Вечером — мы все — у радиолы. Борис хочет послушать Париж и натыкается на английскую передачу. Мы протестуем, и он блуждает по парижским станциям, натыкается на итальянскую болтовню. На длинных волнах мы попадаем на немецкую передачу из Англии, потом слышим перешёптывания — и наконец ловим Москву — диктор говорит по-французски. К сожалению, голос тонет, выныривает и тонет снова. Короткий музыкальный антракт. Лёгкая музыка — венский вальс. Слушаем чёткий ритм вальса, но Марианна говорит: «Как грустно от этого весёлого вальса. Пожалуйста, переключите!» По французской станции диктор читает с выражением что-то совсем неразборчивое. Мы только улавливаем фразу: «Трудно узнать, что на уме у наших руководителей...». «Да,-действительно трудно»,—говорит Борис и вдруг находит французскую передачу из Рима, которую мы уже отчаялись услышать. «Оставьте, Борис, не трогайте!» Речь идёт о капиталах, которые Геринг, Геббельс и Риббентроп перевели за границу. Американский журналист их выдал. Сенсация - «Эти три господина, в общем, стоят 900 000 фунтов стерлингов. Странно, что итальянцы говорят об этом. «Ось» что-то теряет свою прочность». Новый немецкий голос - Борис внимательно прислушивается. Посмеиваясь, он вполголоса переводит нам то, что там вещают. Немецкая пропаганда. Подбадривают войска. «Пусть немецкие солдаты поймут, за что они дерутся, и перед разложившимся войском противника...». «Ну, если они этого будут дожидаться! - говорит Борис».- У нас всё великолепно организовано... и кормят у нас отлично! Хватит!» - и он резко выключает приёмник.
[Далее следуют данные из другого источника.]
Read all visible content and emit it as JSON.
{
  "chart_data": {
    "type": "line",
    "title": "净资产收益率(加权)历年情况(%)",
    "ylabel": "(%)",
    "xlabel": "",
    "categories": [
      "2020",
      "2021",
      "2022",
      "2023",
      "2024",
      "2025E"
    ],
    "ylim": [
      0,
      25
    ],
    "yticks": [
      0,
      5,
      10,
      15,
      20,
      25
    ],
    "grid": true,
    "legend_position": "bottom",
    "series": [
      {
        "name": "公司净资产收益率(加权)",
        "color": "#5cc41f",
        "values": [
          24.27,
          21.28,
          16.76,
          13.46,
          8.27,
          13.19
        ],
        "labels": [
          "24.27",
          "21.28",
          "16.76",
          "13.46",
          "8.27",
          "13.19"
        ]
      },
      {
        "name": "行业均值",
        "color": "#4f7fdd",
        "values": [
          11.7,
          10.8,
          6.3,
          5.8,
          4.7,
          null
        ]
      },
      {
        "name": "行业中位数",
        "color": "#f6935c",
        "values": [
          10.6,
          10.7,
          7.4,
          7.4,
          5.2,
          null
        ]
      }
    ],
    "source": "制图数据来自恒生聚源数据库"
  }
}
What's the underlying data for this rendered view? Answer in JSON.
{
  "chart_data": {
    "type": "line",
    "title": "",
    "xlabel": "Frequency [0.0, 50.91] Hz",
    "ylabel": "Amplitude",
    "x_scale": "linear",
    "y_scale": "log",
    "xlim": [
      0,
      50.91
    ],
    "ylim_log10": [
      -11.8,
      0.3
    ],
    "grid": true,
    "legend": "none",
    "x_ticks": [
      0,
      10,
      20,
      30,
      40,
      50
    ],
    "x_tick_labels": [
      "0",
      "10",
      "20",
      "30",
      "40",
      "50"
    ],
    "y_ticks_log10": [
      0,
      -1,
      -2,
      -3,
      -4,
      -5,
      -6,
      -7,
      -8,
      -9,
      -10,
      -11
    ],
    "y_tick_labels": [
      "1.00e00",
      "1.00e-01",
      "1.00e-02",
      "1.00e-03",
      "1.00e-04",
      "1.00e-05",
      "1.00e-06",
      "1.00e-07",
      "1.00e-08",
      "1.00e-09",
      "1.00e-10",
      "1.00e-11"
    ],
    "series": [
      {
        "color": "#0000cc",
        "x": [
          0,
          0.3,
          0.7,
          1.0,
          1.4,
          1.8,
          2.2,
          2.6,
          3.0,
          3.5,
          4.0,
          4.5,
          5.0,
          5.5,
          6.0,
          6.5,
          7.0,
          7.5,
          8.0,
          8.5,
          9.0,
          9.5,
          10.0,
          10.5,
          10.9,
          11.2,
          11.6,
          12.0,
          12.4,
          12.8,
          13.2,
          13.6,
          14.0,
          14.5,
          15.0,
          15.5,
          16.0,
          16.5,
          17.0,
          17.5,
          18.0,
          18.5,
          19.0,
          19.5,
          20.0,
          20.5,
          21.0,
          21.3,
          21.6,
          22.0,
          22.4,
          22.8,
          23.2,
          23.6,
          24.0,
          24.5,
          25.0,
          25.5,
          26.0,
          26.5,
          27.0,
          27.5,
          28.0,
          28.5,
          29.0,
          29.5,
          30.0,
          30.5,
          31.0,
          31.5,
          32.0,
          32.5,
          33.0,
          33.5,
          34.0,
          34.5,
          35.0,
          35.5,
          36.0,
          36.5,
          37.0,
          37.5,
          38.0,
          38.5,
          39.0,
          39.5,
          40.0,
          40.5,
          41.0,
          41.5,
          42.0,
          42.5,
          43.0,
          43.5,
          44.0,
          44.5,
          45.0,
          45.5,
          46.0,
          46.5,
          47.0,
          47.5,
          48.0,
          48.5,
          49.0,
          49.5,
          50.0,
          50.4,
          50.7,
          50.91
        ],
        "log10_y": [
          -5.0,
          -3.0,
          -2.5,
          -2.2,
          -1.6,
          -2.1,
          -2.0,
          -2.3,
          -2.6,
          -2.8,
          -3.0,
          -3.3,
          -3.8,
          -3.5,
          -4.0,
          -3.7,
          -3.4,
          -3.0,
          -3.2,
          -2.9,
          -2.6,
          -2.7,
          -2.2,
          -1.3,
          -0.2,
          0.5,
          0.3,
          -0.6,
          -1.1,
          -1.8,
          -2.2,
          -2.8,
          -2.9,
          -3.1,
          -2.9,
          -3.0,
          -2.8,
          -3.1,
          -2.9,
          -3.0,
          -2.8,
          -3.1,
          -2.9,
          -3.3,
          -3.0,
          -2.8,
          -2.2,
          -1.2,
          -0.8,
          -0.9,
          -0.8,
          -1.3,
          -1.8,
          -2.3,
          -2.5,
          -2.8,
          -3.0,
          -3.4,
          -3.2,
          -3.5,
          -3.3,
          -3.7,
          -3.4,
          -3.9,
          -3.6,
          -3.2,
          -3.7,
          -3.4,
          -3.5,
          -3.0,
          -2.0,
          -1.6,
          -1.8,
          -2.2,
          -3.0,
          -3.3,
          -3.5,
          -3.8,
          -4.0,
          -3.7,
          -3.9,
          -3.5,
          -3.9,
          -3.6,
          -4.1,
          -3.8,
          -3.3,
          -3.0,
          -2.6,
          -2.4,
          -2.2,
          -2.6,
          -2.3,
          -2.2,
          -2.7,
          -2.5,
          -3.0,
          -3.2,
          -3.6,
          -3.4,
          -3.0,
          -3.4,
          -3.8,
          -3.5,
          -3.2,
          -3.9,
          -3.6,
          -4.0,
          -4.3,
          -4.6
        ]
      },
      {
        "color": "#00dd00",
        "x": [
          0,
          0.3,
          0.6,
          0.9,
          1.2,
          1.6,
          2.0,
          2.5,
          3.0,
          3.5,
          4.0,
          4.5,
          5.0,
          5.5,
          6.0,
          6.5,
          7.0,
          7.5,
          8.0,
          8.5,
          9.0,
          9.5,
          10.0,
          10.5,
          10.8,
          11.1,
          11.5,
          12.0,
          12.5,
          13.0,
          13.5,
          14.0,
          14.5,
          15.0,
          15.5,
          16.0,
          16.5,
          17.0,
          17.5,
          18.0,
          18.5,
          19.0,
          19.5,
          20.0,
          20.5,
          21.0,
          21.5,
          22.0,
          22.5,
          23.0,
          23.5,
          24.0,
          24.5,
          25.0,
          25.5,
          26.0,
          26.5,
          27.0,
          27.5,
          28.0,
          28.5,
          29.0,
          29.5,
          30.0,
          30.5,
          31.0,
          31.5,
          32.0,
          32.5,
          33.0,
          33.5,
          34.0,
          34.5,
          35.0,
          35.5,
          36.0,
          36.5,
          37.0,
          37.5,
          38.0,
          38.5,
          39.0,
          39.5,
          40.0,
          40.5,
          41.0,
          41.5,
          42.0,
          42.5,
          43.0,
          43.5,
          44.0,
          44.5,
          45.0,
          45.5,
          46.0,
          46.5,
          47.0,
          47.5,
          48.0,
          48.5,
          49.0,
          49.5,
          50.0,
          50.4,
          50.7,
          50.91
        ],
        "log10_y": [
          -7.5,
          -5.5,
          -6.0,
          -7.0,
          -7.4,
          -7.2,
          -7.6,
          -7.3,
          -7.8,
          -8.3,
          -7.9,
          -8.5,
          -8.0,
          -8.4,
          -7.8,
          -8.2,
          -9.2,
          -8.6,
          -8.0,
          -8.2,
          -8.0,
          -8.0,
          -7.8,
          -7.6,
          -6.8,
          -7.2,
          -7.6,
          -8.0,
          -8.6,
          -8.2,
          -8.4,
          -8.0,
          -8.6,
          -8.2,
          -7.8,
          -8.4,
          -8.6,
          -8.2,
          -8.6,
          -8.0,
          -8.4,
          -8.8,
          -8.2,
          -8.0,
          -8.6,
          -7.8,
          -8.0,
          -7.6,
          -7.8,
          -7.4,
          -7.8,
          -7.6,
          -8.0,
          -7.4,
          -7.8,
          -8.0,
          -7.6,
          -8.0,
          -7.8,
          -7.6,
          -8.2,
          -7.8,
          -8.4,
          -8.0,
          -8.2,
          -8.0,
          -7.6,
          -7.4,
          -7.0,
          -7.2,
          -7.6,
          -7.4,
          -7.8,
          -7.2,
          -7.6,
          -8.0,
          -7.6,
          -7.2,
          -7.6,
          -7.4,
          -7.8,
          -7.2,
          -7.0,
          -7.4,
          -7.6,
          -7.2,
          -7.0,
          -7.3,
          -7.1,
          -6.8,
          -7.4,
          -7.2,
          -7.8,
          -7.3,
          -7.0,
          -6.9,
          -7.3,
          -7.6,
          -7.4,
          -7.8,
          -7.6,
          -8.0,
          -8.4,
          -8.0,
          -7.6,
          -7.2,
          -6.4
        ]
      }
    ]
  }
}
Отдохновенная тишина после этого вавилонского столпотворения, потом Марианна спрашивает: «А штутгартская гадюка?» Я качаю головой: «Сейчас ещё не время, она выползает из норы только в девять вечера. Но я и не хочу слушать её шипенье. А сейчас давайте обедать!» «Только ничем особенным я вас кормить не могу!» - говорю я Медведю. «Ничего, ничего... Я перекусил по дороге, чего-то пожевал». Оказывается, «пожевал» он полгуся, грушу и булку. Ничего себе «перекусил».

А вот и новелла, которую можно назвать: «Как бригадир Вильде спас свитер». Борис на минуту отлучился со склада и велел солдату караулить одежду и ничего не выдавать без него. Он ушёл, а тут бегом влетел повар и, без всяких разговоров, потребовал свитер, не имея на то никакого права. Он самовольно взял свитер и ушёл, не обращая внимания на протесты солдата. Вернувшись, Вильде застал своего подчинённого в полном отчаянье - он не мог прийти в себя от нахальства повара. К несчастью, он не знает его имени. Однако надо вернуть украденный свитер. Борис зовёт на помощь своего знакомого поварёнка, и они устанавливают личность виновника. Прекрасно! Сразу возникает план атаки. Бригадир Вильде подзывает солдата и говорит: «Скажи Иксу, что капитан требует его к себе, что-то там вышло со свитером». Через пять минут, - рассказывает Борис, - этот тип является ко мне, со свитером в руках, отзывает меня в сторону и шепчет: «Слушай, друг, тут со мной случилась глупая штука. Я ужасно расстроен. Взял тут вчера свитер, ненадолго, на один вечер, хотел его сегодня вернуть и не успел, а тут капитан меня вызывает. Наверно, ему кто-то стукнул, мне теперь достанется».-«Ничего. Давай свитер сюда. Я сам поговорю с капитаном, всё улажу». С тех пор он меня считает своим лучшим другом...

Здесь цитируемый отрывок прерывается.